Kecurangan tersebut ternyata bukan hanya pada peserta didik akan tetapi
oknum-oknum tertentu dalam lingkungan sekolah juga ikut andil dalam rangka
kelulusan 100% dengan berbagai cara dari memberikan jawaban kepada peserta didik
saat ujian, membocorkan soal ujian dan sebagainya.
Mereka melakukannya untuk
sebuah tujuan yakni martabat. Mengapa demikian? Tingkat kelulusan dijadikan
barometer status sekolah. Sekolah dengan kelulusan tinggi menjadikan sekolah
tersebut menyandang title favorit. Dengan berstatus favorit, sekolah mempunyai
kekuatan tambahan untuk menumpuk rupiah yang berlimpah tanpa harus membuat
orang tua protes atas penarikan biaya pendidikan. Hal ini sebagai bukti
pendidikan telah dijual-belikan dan esensi pendidikan telah luntur.

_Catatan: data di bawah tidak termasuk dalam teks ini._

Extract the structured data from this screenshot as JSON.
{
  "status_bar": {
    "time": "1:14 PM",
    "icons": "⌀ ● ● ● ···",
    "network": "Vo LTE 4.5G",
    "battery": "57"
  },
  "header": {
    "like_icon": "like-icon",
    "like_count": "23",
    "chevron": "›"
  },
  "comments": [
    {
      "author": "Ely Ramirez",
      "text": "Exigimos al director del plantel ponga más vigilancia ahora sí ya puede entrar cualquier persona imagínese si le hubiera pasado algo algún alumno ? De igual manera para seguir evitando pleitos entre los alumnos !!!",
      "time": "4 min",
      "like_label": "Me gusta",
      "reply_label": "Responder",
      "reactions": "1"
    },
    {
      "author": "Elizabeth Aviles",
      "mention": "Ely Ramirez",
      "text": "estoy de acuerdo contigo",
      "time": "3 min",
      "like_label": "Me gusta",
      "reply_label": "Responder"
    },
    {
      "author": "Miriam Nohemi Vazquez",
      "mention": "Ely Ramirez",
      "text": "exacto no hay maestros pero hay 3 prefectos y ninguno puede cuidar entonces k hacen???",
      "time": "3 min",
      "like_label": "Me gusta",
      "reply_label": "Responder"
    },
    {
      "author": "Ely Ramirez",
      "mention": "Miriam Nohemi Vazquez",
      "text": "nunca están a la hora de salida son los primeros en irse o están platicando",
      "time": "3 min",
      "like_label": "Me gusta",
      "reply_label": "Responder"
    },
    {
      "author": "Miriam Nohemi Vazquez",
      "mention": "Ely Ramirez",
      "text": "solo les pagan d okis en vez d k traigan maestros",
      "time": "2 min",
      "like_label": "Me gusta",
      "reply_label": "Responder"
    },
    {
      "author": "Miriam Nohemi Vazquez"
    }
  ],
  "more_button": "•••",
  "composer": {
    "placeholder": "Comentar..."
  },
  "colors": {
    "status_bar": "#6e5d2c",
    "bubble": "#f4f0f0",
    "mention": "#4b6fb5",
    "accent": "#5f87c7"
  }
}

Hal seperti
diatas telah masuk hampir seluruh lembaga penyelenggara pendidikan ; kursus,
pelatihan, sekolah sampai universitas
kemudian muncul Paradigma
masyarakat yang semakin yakin akan “semakin tinggi biaya sekolah maka semakin
baik pula kwalitas sekolah” kenyataan yang ironis ketika kwalitas sekolah
diukur dengan harga, paradigm diatas secara otomatis membuka lebar pintu
kapitalis, menjadikan jurang status kaya dan miskin. Bisa dikatakan pendididkan
sekarang adalah pendidikan berbasis bisnis. Pendidikan sejatinya memandang sama
rata, tidak ada kaya atau miskin hanya tingkat intelegensi dan karakternya yang
membuatnya berbeda oleh karenanya pendidikan berbasis karakterlah yang kita idam-idamkan sebagai pondasi menatap masa depan cemerlang.
Maka dari itu untuk
mencegah kolonialisme datang kembali dan
mencapai cita-cita menjadi Negara maju
seperti pemaparan di mukaddimah semua element yang berhubungan dengan
pendidikan ; pemerintah, penyelenggara pendidikan, keluarga(orang tua), dan
peserta didik mampu bertanggung jawab dan menyadari akan posisi
masing-masing. Pemerintah sebagai pembuat system harus memandu, memantau dan melihat kembali atas sistem yang dibuat secara baik dan benar
karena kebijakan sistem yang salah akan berakibat fatal pada hasil yang telah diperbuat. Para
penyelenggara pendidikan juga sangat berperan dalam penciptaan pendidikan
berkarakter, tujuan penyelenggaraan pendidikan harus berada pada alurnya
mengedapankan cita-cita mulia bangsa dengan cara mencerdasknya dengan tidak
menjadikan orientasi pendidikan sebagai lahan pencetak uang. Pendidikan yang
mendasar sejatinya ada pada keluarga karena merupakan peletak dasar karakter.
Bimbingan keluarga yang menjadikan putra-putrinya sebagai baut mesin kapitalis
yang berorientasi pada uang “kamu sekolah
ya nak supaya punya uang banyak” harus dirubah menjadi “kamu sekolah ya nak supaya kamu menjadi orang yang bermanfaat”.
Kemudian yang terakhir adalah peserta didik mempunyai tugas untuk secara ikhlas
merubah dirinya yang buruk menjadi baik, yang baik menjadi lebih baik dan yang
lebih baik menjadi yang terbaik dalam artian para peserta didik mampu keluar
dari zona korban komersialisasi pendidikan.